Stephen DiCarmine, left, and Joel Sanders outside the courtroom during their 2015 trial (NYLJ/Rick Kopstein)
As a key government witness wrapped up his testimony Monday in the criminal case over Dewey & LeBoeuf’s collapse, defense lawyers urged a New York judge to throw out indictments against two former firm executives, arguing that prosecutors had hamstrung their efforts to defend their clients in court.
After a 2015 mistrial, prosecutors are once again trying to persuade a Manhattan jury that former Dewey executive director Stephen DiCarmine and former firm CFO Joel Sanders fraudulently misled investors and lenders about Dewey’s finances before it was forced into bankruptcy five years ago.
Former Dewey finance director Francis Canellas—a cooperating witness in the case—has been a central figure in both trials. During redirect examination on Monday, Manhattan assistant district attorney Peirce Moser again showed jurors emails related to accounting adjustments between 2008 and 2012 that Canellas previously said were inappropriate. Those adjustments were intended to help the firm avoid defaulting on revolving loans worth about $100 million, according to Canellas.
Canellas earlier told jurors he had discussed those improper adjustments with Sanders and that the firm failed to disclose them to its potential investors and financial auditors. On Monday, Moser asked Canellas whether he knew those accounting adjustments were wrong at the time they were made.
“They were the wrong accounting treatment,” said Canellas. “I knew that then.”
Moser also referred back to Canellas’ testimony under cross-examination by DiCarmine’s lawyer, Rita Glavin of Seward & Kissel, during which he said he had never explicitly discussed accounting adjustments with DiCarmine. On Monday, Moser asked Canellas to explain why he never had those specific discussions with DiCarmine.
“Because I thought he knew,” Canellas responded.
Also on Monday, Glavin, joined by Sanders’ lead defense lawyer Andrew Frisch, filed a motion with Acting Manhattan Supreme Court Justice Robert Stolz to dismiss all charges against the defendants. They argued that prosecutors in the case had refrained from taking notes in more than 100 meetings with witnesses since 2014, including cooperators such as Canellas.
“The prosecution’s practice of ‘no notes’ in witness meetings since 2014 and its refusal—or perhaps more accurately, its inability—to provide the defense any information about these undocumented meetings runs roughshod over the defendants’ federal and state constitutional rights to due process, fundamental fairness and confrontation,” the brief stated.
The defense lawyers argued that even if Stolz doesn’t dismiss the indictments, he should at least require the prosecution to provide a list of meetings with witnesses and some basic information about them, such as who attended and how long they were. They also asked Stolz to issue an instruction to the jury indicating that, if prosecutors had taken notes and provided them to the defense, “it likely would have contained information favorable to the defense.”

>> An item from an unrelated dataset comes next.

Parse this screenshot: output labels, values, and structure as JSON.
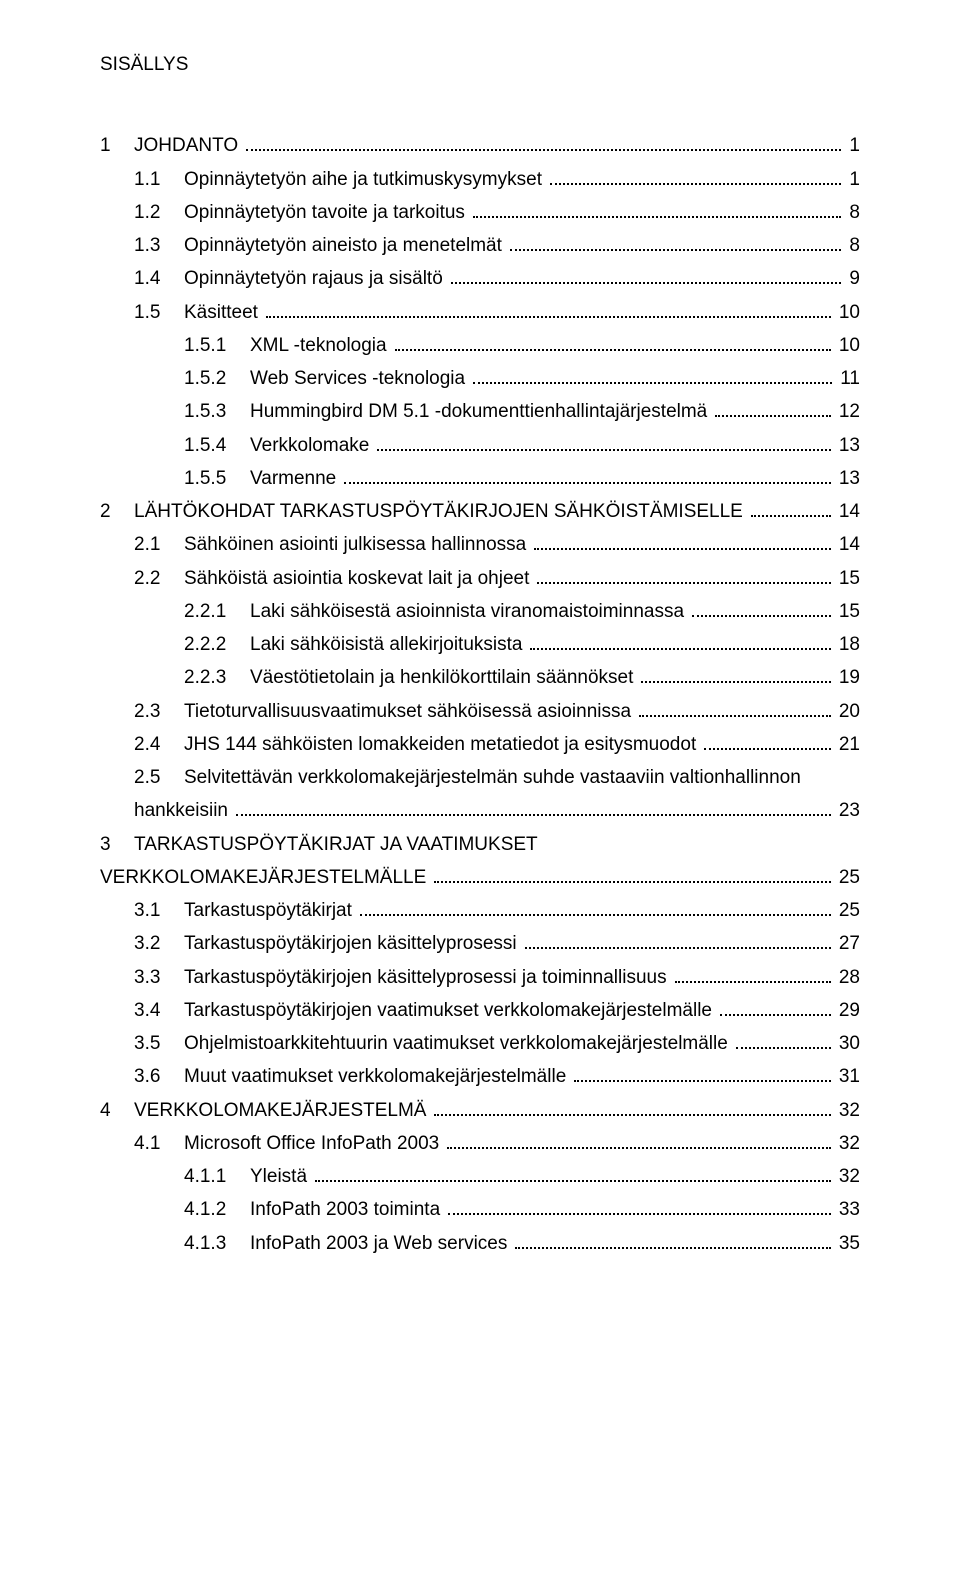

Glavin had previously raised the issue of the prosecution’s purported “pens down, no notes” policy during Canellas’ March 16 testimony. On Monday, Stolz said he would reserve his decision on the motion, and Moser told the judge he hadn’t yet decided whether his office would respond in writing.
The initial trial in the case ended with a deadlocked jury. Since then, prosecutors have narrowed the case and agreed to a deferred prosecution agreement with former Dewey managing partner Steven Davis, who was a defendant along with Sanders and DiCarmine in the first trial. The remaining defendants face charges of scheme to defraud, securities fraud and conspiracy.